L’homme de Supertramp – appelons-le ” l’homme nouveau ” -, c’était donc l’optimiste. Comme sur une pochette de disque, il est capable de convertir le mauvais en meilleur, l’accident en opportunité et la crise en innovations. L’optimisme, c’est ce qui nous reste de l’espérance après que le rêve des grands lendemains a fait faillite.

 

Depuis longtemps les marques ont perçu la précarité de cet optimisme que le temps peut émousser. Elles en sont devenues l’allié au fur et à mesure qu’elles ont pris conscience de leur pouvoir émotionnel sur les individus. Sous leur emprise, la joie de consommer a donc remplacé le simple besoin, l’achat est devenu une expérience. En 1988 Carrefour lança son ” je positive ! ” : ainsi un slogan commercial nous sert-il de méthode Coué dans un environnement mondial qui va de crise en crise. Au point que toute expression formulée négativement, sous la pression des ficelles de la communication manipulatoire, est rejetée et doit être traduite en positive-langue. Le cas le plus emblématique est celui de Coca-Cola, la marque de toutes les marques qui vend plus d’un milliard de bouteilles chaque jour. Depuis quelques années sa communication globale a été repositionnée autour du bonheur : ” Open happiness “, ” Ouvre du bonheur, ouvre du Coca-Cola “, ” The happiness factory” etc. Aboutissement logique d’une saga commencée avec le Père Noël et dont le précédent slogan contenait en creux une définition de l’optimisme : ” Coke side of life “. Le bonheur se produit comme on remplit une canette : on en pleurerait presque… de joie, pour parler comme Perrier après l’incident du benzène découvert dans des bouteilles vendues sur le marché américain.

On ne compte plus par ailleurs les logos qui arborent un sourire, tels ceux de Amazon et des très sérieuses entreprises comme Laser, Pages Jaunes et Kraft, ni les programmes de ” fid’ ” qui attribuent des Smiles à la pelle ni les campagnes qui vendent le bonheur des individus au Club ou celui des chiens avec Friskies. Ronald, le clown de McDonald’s, associé à Happy meal dès 1963, ne se doutait pas qu’il aurait une postérité aussi nombreuse. On pourrait remonter encore plus loin dans le temps, vers Dale Carnegie et sa méthode pour se faire des amis, ou vers la naissance du storytelling à l’américaine lorsque les prospectus vantaient la transformation miraculeuse des individus préférant une marque à une autre. Tel ce cri de joie pour promouvoir, dès 1926, les leçons de piano par correspondance de l’U.S. School of Music : “ They laughed when I sat down at the piano — but when I started to play “.

 

L’optimisme est devenu le territoire de prédilection des love brands et de toutes celles qui prétendent nous aspirer au-dessus de la transaction marchande.

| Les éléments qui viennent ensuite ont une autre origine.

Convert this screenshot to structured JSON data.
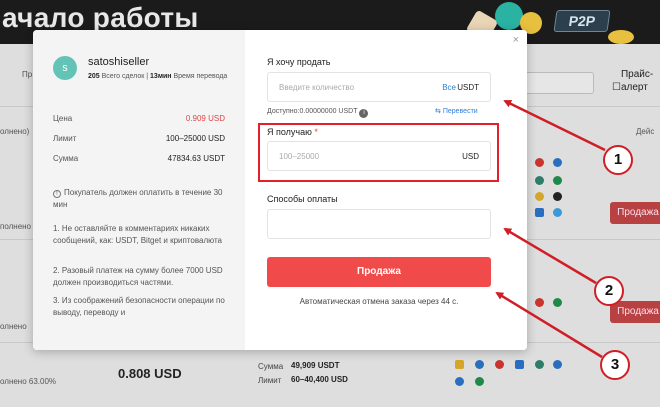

Elles se sont appropriées les deux émotions humaines les plus compatibles avec leur projet d’enjoyment : la joie et la surprise. De fait, c’est la recette de l’optimisme : se surprendre soi-même et son entourage en transformant en petites joies les événements quotidiens. Et Dieu sait si, dans cette Europe actuellement déprimée, il est besoin de transformer la boue en or ! C’est le paradoxe final : pires sont les nouvelles du monde extérieur, plus lourd devient le travail intérieur de l’optimiste, et plus les marques peuvent l’aider en jouant leur rôle de cosmétisation. Voilà au moins un marché en croissance, celui de l’optimisme… par défaut.